Le point de départ de la peinture abstraite de Jean-Marie Stroobants pourrait sembler littéraire. Et le départ, c’est le point.

Le point n’a pas de forme dans le sens intelligible du terme. Ni largeur, ni longueur, ni épaisseur. Il « est », tout simplement. Il est indivisible, il est infiniment la plus petite existence au monde. Sa linéature est conceptuelle : le point est un lieu au sein duquel on ne distingue aucun autre lieu que lui-même.

La peinture a une forme. Toujours. L’objet peint a besoin de structures, de formes, de limitations et d’ouvertures. C’est la construction de la peinture : des formes définies et non-définies. C’est le domaine du monde sensible de Platon. La peinture pressent le monde des idées, celui que Platon définit comme la réalité réelle.

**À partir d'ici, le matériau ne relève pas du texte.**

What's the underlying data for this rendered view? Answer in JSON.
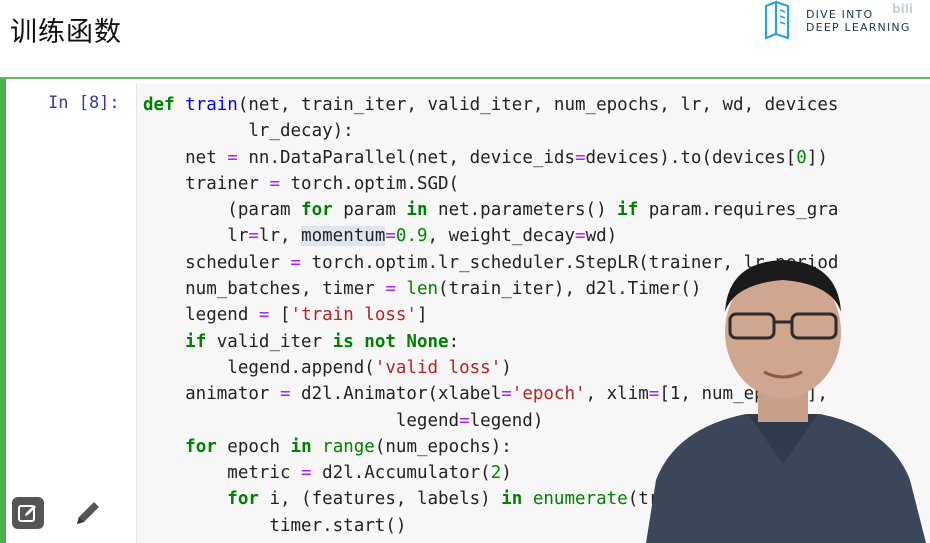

Quand Jean-Marie Stroobants peint un point, il a déjà visualisé radicalement une forme infinie, une idée, un objet de la pensée pure. Ce point présenté comme un cercle noir n’a ni début – ni fin mais a ses limites. Rigoureuses. Il rencontre l’espace. Il s’inscrit sur un fond bi-dimensionnel pour définir l’infini.

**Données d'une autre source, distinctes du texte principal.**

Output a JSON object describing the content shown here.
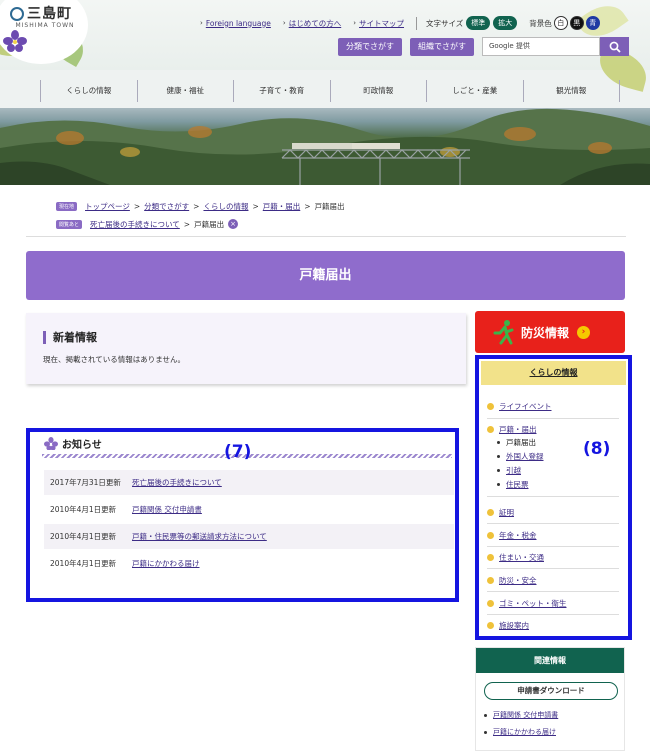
{
  "header": {
    "logo_jp": "三島町",
    "logo_en": "MISHIMA TOWN",
    "utility_links": [
      "Foreign language",
      "はじめての方へ",
      "サイトマップ"
    ],
    "font_size_label": "文字サイズ",
    "font_size_normal": "標準",
    "font_size_large": "拡大",
    "bg_color_label": "背景色",
    "bg_white": "白",
    "bg_black": "黒",
    "bg_blue": "青",
    "search_by_category": "分類でさがす",
    "search_by_org": "組織でさがす",
    "search_placeholder": "Google 提供"
  },
  "global_nav": [
    "くらしの情報",
    "健康・福祉",
    "子育て・教育",
    "町政情報",
    "しごと・産業",
    "観光情報"
  ],
  "breadcrumb": {
    "tag1": "現在地",
    "row1_links": [
      "トップページ",
      "分類でさがす",
      "くらしの情報",
      "戸籍・届出"
    ],
    "row1_current": "戸籍届出",
    "tag2": "閲覧あと",
    "row2_link": "死亡届後の手続きについて",
    "row2_current": "戸籍届出",
    "remove_glyph": "×"
  },
  "page_title": "戸籍届出",
  "new_info": {
    "title": "新着情報",
    "text": "現在、掲載されている情報はありません。"
  },
  "notices": {
    "title": "お知らせ",
    "annotation": "(7)",
    "rows": [
      {
        "date": "2017年7月31日更新",
        "link": "死亡届後の手続きについて"
      },
      {
        "date": "2010年4月1日更新",
        "link": "戸籍関係 交付申請書"
      },
      {
        "date": "2010年4月1日更新",
        "link": "戸籍・住民票等の郵送請求方法について"
      },
      {
        "date": "2010年4月1日更新",
        "link": "戸籍にかかわる届け"
      }
    ]
  },
  "bousai": {
    "label": "防災情報",
    "go": "›"
  },
  "side_nav": {
    "title": "くらしの情報",
    "annotation": "(8)",
    "items": [
      {
        "label": "ライフイベント"
      },
      {
        "label": "戸籍・届出"
      },
      {
        "label": "証明"
      },
      {
        "label": "年金・税金"
      },
      {
        "label": "住まい・交通"
      },
      {
        "label": "防災・安全"
      },
      {
        "label": "ゴミ・ペット・衛生"
      },
      {
        "label": "施設案内"
      }
    ],
    "sub_items": [
      {
        "label": "戸籍届出"
      },
      {
        "label": "外国人登録"
      },
      {
        "label": "引越"
      },
      {
        "label": "住民票"
      }
    ]
  },
  "related": {
    "title": "関連情報",
    "button": "申請書ダウンロード",
    "links": [
      "戸籍関係 交付申請書",
      "戸籍にかかわる届け"
    ]
  },
  "colors": {
    "purple": "#8f6ccc",
    "green": "#11634f",
    "red": "#e8211b",
    "annotation_blue": "#1515e0"
  }
}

Le peintre intervient précisément ici. Jean-Marie Stroobants offre à ce point un espace différent, en même temps fini et infini. Sa touche picturale ouvre une troisième dimension : celle de la luminosité et de la transparence de l’air recherchées par les impressionnistes. Ses traits de pinceau, visibles avec leurs tonalités légères de couleurs subtiles, ouvrent une perception vers la lumière. Le point se trouve dans cet espace spatial et donc infini. Il est dans l’air, en plein ciel.

La peinture permet de donner une forme à l’espace infini, modèle de pensée et de réflexion. C’est ici une démarche platonicienne : cet espace pictural propose une idée intelligible au-delà du monde sensible des objets visibles.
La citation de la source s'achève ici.